© The Author(s), under exclusive license to APress Media, LLC, part of Springer Nature 2022
J. M. RhodesCreating Business Applications with Microsoft 365https://doi.org/10.1007/978-1-4842-8823-8_18

18. Using Power BI to Find Inconsistent Data Between Excel Spreadsheets

Jeffrey M. Rhodes1  
(1)
Colorado Springs, CO, USA
 

This example solves a challenge that confronted my wife, Sue, in her job in human resources. She had to reconcile large spreadsheets taken from different systems that had conflicting data. Since these had hundreds of rows and dozens of columns, trying to eyeball the differences was time-consuming and prone to errors. Since she has to listen to me drone on about how great Power BI and the rest of the Power Platform is An image of the smiley emoticon., the least I could do is try to help.

A Microsoft Access Solution

The key to a solution is to have a common data element in both spreadsheets and then “join” on that element. In our example, here I use a Position Number column. Before tackling the problem in Power BI , I first wanted to try a Microsoft Access solution. Figure 18-1 shows the first step of importing both spreadsheets as tables.

A cropped screenshot of the access table. It highlights the external data taskbar with excel data to be imported from its new data source option.

Figure 18-1

Importing Excel spreadsheets into Access tables

We use the Import Spreadsheet Wizard and choose to use the first row as headers, as shown in Figure 18-2.

A screenshot of the import spreadsheet wizard window. It has the option for first row contains column headings checked with a table underneath.

Figure 18-2

Import Spreadsheet Wizard using first row as headers

Once we get our tables imported, we create a query, as shown in Figure 18-3.
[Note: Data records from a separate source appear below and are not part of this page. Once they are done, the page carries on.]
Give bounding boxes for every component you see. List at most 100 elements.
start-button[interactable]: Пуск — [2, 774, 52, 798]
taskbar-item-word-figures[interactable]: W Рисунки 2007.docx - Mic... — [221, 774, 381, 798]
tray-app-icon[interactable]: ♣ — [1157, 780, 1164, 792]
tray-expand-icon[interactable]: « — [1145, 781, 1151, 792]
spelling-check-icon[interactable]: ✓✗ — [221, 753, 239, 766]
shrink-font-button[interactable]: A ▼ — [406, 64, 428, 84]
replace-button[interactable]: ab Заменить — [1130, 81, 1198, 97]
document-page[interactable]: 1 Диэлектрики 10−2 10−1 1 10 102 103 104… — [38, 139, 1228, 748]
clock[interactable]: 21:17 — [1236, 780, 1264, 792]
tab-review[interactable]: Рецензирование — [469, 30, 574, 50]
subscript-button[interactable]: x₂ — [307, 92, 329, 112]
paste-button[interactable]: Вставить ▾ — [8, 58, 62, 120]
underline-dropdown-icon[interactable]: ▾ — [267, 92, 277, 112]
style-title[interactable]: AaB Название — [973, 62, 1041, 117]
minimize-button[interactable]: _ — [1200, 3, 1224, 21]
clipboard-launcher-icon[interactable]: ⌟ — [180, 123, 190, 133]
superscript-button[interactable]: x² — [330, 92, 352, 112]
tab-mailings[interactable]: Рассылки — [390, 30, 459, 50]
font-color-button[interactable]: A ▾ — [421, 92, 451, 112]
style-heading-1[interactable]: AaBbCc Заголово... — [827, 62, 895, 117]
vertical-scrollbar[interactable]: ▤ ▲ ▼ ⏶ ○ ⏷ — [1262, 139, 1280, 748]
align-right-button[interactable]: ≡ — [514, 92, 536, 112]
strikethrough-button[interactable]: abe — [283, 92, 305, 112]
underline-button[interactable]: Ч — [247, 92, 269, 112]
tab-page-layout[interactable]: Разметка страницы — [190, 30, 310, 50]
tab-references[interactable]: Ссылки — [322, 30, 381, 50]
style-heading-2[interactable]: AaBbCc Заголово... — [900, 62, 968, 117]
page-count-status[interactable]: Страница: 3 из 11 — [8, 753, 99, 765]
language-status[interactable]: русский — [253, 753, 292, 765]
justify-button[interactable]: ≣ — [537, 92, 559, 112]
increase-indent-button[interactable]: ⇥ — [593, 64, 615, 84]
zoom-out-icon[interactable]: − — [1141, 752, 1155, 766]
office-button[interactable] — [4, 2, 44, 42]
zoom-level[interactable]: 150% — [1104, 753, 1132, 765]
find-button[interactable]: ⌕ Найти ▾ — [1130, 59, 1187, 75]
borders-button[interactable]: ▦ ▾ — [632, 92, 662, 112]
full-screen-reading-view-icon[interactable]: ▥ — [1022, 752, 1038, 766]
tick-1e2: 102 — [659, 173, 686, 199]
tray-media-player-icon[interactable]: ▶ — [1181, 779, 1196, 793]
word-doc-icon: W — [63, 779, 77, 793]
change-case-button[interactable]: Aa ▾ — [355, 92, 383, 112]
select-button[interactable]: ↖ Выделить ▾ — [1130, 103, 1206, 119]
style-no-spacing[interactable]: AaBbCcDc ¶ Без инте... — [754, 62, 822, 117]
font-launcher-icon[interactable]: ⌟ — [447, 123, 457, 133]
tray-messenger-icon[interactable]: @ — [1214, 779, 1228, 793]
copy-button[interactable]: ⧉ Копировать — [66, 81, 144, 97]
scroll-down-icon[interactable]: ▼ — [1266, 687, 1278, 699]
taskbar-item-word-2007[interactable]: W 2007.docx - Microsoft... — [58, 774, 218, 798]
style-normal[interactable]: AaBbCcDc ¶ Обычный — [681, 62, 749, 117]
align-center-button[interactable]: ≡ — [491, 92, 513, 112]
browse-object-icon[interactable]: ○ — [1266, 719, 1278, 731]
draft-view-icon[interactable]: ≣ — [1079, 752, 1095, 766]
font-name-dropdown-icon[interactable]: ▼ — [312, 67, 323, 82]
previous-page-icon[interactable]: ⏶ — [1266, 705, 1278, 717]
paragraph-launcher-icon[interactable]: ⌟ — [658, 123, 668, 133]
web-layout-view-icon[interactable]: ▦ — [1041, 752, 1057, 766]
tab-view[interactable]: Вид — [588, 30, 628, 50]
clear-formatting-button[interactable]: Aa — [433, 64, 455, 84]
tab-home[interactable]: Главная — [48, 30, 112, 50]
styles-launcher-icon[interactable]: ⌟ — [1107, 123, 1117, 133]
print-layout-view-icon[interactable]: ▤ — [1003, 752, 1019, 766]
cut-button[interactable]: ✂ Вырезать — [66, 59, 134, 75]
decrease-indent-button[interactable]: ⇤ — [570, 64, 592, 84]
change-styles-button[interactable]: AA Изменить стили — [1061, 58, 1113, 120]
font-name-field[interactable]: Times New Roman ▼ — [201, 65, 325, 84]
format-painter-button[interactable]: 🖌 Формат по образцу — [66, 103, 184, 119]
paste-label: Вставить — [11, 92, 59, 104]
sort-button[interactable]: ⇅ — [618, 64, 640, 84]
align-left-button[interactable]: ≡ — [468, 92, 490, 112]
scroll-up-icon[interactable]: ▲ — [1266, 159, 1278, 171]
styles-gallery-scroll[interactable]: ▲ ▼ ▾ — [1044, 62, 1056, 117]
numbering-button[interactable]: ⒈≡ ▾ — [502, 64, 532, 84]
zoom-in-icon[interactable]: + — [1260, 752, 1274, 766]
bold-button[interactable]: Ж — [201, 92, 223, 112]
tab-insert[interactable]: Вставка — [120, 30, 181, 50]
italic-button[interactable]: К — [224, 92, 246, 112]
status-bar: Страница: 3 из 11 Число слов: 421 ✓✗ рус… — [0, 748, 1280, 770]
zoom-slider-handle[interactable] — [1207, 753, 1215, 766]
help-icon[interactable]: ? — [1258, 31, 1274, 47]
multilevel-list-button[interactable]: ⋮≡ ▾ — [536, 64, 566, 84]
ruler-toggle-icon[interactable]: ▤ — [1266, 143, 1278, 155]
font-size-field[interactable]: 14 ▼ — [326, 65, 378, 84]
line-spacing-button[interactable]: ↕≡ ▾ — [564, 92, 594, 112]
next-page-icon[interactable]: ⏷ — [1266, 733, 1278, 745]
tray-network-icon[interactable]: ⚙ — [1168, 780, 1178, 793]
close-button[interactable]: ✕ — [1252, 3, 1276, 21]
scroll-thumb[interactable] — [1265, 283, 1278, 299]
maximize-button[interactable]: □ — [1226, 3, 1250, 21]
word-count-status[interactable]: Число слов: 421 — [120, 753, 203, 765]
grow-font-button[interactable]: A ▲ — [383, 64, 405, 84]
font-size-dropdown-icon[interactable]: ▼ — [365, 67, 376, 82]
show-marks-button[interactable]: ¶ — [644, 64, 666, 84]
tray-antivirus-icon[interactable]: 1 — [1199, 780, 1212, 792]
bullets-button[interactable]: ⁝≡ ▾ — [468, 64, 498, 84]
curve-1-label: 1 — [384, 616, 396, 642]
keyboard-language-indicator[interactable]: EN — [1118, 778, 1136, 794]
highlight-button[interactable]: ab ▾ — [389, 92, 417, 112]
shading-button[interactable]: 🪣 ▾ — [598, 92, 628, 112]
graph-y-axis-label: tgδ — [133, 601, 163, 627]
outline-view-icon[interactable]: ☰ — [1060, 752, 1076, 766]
A screenshot of a compare spreadsheets window. It has 2 spreadsheets with an arrow pointed at the join properties dialog box.

Figure 18-3

Access Query Design View

The key is to do a join1 on our common column, Position Number. We then add our common columns (Position Number and Position Title) and then our potentially non-matching ones for each spreadsheet, naming them Office Symbol 1, Office Symbol 2, Program Code 1, and Program Code 2. We are now ready for the useful part, which are “Match” columns that are True if the columns match and False if they don’t. Listing 18-1 shows the entire Structured Query Language (SQL) syntax with the key elements in bold.
SELECT
Spreadsheet1.[Position Number], Spreadsheet1.[Position Title], Spreadsheet1.[Office Symbol] AS [Office Symbol 1], Spreadsheet2.[Office Symbol] AS [Office Symbol 2], IIf([Spreadsheet1].[Office Symbol]=[Spreadsheet2].[Office Symbol],True,False) AS [Office Symbol Match], Spreadsheet1.[Program Code] AS [Program Code 1], Spreadsheet2.[Program Code] AS [Program Code 2], IIf([Spreadsheet1].[Program Code]=[Spreadsheet2].[Program Code],True,False) AS [Program Code Match]
FROM
Spreadsheet1 INNER JOIN Spreadsheet2 ON Spreadsheet1.[Position Number] = Spreadsheet2.[Position Number];
Listing 18-1

SQL syntax for “Compare Spreadsheets” Access query

We use the IIf function to show True if the two Office Symbol or Program Code columns match and False otherwise. Figure 18-4 shows the results.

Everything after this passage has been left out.